Another thing is that your coil could be shot and the only way to test this is to ensure the points and condensor are ok then retest with the ground wire off. Since the ground is already missing I'd just try and buy the newer version of the ignition module. It'll come with instructions and a new ground wire that you can connect to the on/off switch or kill position of your throttle.

TheAlSmithOnline


----------



## marshcat (Aug 10, 2010)

I know the engine is tecumseh but there is no plate on the engine to distinguish it further. 

Would something like this be a suitable replacement for the ignition module?

http://cgi.ebay.com/ws/eBayISAPI.dll?ViewItem&item=330411104912

Here are some pics of the points.

http://img823.imageshack.us/img823/4158/img0890e.jpg
http://img571.imageshack.us/img571/430/img0891x.jpg
http://img191.imageshack.us/img191/6885/img0892ea.jpg


----------



## TheAlSmith (Aug 4, 2010)

Marshcat,

The short answer is no, that module will not work on your unit.

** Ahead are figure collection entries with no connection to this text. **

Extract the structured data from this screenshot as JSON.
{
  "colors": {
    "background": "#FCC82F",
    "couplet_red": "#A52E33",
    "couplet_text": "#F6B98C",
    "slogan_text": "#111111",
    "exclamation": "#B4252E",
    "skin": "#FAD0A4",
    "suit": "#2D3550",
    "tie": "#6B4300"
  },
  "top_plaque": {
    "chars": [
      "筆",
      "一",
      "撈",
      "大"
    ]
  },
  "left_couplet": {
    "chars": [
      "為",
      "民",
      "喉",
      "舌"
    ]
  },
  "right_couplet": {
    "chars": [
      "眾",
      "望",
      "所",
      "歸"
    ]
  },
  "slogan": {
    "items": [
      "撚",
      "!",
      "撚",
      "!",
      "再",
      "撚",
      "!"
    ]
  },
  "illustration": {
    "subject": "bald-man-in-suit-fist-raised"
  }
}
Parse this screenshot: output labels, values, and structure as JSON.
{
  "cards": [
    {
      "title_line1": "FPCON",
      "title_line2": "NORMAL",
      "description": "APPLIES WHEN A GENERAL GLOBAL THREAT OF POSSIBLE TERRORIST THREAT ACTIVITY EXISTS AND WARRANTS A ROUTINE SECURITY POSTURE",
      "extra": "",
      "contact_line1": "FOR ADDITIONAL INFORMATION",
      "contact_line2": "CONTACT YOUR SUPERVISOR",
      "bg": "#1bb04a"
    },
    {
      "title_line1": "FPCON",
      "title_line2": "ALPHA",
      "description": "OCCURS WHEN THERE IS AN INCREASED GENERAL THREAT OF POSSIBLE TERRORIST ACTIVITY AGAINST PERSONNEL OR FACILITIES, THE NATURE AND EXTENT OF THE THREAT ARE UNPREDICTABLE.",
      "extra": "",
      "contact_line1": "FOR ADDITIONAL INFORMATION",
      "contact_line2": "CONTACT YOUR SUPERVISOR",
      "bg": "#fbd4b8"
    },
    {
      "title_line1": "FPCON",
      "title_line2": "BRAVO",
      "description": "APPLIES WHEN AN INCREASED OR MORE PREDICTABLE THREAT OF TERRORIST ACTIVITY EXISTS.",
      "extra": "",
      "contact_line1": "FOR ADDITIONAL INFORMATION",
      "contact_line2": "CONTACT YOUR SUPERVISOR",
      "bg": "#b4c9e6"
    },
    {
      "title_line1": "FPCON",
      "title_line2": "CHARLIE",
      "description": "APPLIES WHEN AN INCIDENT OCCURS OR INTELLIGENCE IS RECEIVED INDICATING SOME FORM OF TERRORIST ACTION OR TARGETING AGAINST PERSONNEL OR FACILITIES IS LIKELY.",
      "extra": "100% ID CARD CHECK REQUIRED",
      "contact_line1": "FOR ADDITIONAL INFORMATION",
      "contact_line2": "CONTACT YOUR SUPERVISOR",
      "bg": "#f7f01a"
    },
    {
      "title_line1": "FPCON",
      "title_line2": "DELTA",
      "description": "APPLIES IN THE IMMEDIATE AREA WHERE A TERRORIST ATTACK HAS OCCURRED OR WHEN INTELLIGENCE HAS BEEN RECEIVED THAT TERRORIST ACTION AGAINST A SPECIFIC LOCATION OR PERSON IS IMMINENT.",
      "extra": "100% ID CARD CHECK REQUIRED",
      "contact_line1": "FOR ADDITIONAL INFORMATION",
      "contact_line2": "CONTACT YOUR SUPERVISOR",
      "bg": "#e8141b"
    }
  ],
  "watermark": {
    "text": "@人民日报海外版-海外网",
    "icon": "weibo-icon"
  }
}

The unit you have has the magnets inside the flywheel and the module you are looking for requires the magnets to be on the outside. :4-thatsba

Also, since your unit requires an ignition module to be mounted under the flywheel and it can not be upgraded to a non point and condensor style of module. You will require a new coil (I don't remember the part number right now but it is still fairly common) and you may need a new condensor. Total cost for parts should run about $70 or so. :smile:

I hope this helps,

TheAlSmithOnline


----------